In 1914, in an environment based on the hard work of the land and on daily sacrifices, after a careful observation in his rice field, Mario Maratelli recognizes a plant which differs from the Chinese Originario, the variety he usually cultivates. It is a particular species which has a higher number of grains and longer panicles. Besides, at sight it seems that its colour is more intense: it appears more mature than the others and already ready for harvesting. Therefore, Mario collects the small plant and keeps its seeds for the following year.
After being grown on small rice fields for a few years, the Maratelli variety is then cultivated on wider and wider surfaces, until it covers whole fields and obtains a production which always confirms the excellent qualities previously reported. Actually we are in the presence of a STABLE rice genotype, which maintains its features steadily.
From the beginning, the new variety stands out for its early ripening, which enables to collect it in advance, granting competitive advantage since it is offered on the market before the other varieties, at reaches earlier the kitchens earlier, where it is already in great demand. Actually, when preparing typical Piedmont recipes such as panissa, risottos and rice soups, the recently discovered grains prove to be tasteful and of high quality, staying firm after cooking and blending perfectly with all the other ingredients needed to prepare these dishes.
In the light of the good results, the other rice cultivators in Asigliano also start to experiment the new cultivation, getting full satisfaction.

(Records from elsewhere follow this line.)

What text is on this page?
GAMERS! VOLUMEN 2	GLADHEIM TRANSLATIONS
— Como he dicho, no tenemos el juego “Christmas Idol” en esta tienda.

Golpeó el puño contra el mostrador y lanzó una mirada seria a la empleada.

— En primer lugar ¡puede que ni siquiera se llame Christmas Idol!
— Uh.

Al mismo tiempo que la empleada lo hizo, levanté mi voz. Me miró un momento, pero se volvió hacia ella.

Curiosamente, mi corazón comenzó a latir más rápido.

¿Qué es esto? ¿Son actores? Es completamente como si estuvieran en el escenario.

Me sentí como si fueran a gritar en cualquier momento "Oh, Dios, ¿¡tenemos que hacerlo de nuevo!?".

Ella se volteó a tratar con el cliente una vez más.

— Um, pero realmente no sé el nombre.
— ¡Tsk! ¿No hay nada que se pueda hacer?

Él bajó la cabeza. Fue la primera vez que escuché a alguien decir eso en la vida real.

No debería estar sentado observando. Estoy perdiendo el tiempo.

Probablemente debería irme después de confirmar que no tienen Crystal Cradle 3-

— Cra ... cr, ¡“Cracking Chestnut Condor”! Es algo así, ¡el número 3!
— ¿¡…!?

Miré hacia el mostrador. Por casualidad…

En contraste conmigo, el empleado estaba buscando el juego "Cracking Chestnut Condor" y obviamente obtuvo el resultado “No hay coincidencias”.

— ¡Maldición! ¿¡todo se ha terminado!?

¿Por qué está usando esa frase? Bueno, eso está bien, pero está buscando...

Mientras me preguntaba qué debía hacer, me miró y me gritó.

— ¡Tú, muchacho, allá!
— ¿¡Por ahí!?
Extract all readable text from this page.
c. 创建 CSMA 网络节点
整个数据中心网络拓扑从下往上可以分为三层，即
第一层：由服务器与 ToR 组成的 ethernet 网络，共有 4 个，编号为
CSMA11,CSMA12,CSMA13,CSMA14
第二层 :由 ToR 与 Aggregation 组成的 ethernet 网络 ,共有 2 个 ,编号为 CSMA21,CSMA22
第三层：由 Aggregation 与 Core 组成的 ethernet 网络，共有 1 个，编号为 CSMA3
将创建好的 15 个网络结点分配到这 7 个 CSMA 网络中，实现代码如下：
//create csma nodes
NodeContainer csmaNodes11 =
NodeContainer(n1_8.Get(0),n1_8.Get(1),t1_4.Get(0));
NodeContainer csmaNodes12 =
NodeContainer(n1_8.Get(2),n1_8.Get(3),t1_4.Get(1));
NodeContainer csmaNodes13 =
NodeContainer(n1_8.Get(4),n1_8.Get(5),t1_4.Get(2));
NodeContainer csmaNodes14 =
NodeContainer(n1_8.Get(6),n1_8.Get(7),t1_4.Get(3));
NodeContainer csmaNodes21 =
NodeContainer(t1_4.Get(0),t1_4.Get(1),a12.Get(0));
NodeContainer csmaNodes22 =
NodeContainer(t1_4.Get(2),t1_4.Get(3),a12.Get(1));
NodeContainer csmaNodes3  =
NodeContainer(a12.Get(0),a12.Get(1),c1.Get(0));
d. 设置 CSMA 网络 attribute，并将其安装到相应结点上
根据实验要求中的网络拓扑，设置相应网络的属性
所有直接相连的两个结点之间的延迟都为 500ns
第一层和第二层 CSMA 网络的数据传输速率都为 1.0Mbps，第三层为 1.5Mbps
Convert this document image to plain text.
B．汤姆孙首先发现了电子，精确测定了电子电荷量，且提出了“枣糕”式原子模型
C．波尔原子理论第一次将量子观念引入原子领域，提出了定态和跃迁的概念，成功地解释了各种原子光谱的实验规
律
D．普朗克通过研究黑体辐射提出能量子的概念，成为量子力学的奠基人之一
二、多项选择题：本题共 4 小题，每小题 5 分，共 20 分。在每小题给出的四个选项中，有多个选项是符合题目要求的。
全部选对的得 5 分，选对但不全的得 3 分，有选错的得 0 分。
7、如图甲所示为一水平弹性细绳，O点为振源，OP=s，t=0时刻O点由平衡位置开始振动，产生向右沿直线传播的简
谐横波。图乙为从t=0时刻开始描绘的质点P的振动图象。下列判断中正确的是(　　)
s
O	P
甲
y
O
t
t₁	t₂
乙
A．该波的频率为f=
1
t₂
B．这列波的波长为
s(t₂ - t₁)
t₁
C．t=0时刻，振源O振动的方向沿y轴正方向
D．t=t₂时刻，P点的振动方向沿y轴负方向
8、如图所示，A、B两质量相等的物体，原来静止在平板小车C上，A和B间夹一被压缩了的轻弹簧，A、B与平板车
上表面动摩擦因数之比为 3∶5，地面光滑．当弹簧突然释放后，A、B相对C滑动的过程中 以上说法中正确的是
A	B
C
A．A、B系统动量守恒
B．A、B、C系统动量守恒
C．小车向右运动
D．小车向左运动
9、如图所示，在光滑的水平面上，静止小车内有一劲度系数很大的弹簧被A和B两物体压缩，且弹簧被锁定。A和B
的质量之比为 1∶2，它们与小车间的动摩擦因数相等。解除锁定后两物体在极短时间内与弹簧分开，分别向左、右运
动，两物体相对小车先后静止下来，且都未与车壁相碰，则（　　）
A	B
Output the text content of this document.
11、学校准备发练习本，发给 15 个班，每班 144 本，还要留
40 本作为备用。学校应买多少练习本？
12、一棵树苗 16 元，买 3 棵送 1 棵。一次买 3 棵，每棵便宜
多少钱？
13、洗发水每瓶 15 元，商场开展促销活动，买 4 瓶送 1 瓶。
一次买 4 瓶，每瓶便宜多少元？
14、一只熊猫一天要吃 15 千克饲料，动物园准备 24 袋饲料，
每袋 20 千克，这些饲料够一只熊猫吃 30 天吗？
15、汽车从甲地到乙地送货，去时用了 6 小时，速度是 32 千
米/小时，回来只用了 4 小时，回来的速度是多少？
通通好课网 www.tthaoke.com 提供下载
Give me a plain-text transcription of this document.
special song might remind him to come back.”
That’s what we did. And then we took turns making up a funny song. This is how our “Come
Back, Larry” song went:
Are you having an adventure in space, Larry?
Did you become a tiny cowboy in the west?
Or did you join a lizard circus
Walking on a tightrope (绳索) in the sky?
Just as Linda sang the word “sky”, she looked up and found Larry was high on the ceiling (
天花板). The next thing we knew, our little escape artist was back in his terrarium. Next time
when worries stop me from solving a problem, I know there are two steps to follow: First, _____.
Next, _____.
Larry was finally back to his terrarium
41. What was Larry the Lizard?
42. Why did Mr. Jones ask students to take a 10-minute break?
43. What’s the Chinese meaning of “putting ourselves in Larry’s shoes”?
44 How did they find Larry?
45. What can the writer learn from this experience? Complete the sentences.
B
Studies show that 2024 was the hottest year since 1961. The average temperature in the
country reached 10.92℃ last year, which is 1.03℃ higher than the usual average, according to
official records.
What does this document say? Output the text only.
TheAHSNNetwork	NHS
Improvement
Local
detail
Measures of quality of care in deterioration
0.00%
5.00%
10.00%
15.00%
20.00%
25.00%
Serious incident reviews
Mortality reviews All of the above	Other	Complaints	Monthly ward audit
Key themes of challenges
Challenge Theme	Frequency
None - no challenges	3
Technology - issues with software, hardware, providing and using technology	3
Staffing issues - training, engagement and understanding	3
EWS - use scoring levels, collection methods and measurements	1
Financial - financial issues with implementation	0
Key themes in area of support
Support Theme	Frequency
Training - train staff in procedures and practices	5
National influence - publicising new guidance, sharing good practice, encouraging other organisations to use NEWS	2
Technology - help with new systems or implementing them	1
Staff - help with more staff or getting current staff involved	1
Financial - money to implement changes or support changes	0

Afterwards, thanks to the Vercelli valley climate and favourable grounds, the new rice keeps spreading year after year, so that by then it is necessary to give it a name and a precise identity: finally in 1921 Maratelli is registered in the Registro Nazionale delle Varietà (i.e. National Register of Varieties) as a Semifino rice, and in 1970 it covers 8% of Italian rice-cultivated fields and is one of the most appreciated varieties also in Lombardy and Switzerland.
Unfortunately, during the Seventies the Maratelli story changes drastically. The plant cannot bear the increasing use of chemical pesticides over manual weeding. Besides, traditional cultivation is replaced by mechanical techniques due to their rapid effects and lower costs, which, however, highlight the natural boundaries of the Maratelli variety and cause its impoverishment. In the early Eighties this rice disappears since it is not up to date anymore. In the second millennium only nostalgia and the wish of keeping traditions alive lead a rice cultivator to still cultivate it.
Recently, new studies and researches are using Maratelli in the biological field. The rediscovery of natural products and quality research could write a new beautiful page of the story of this extraordinary variety, making it live again, as a protagonist of the modern recipes cooked by the most demanding housewives.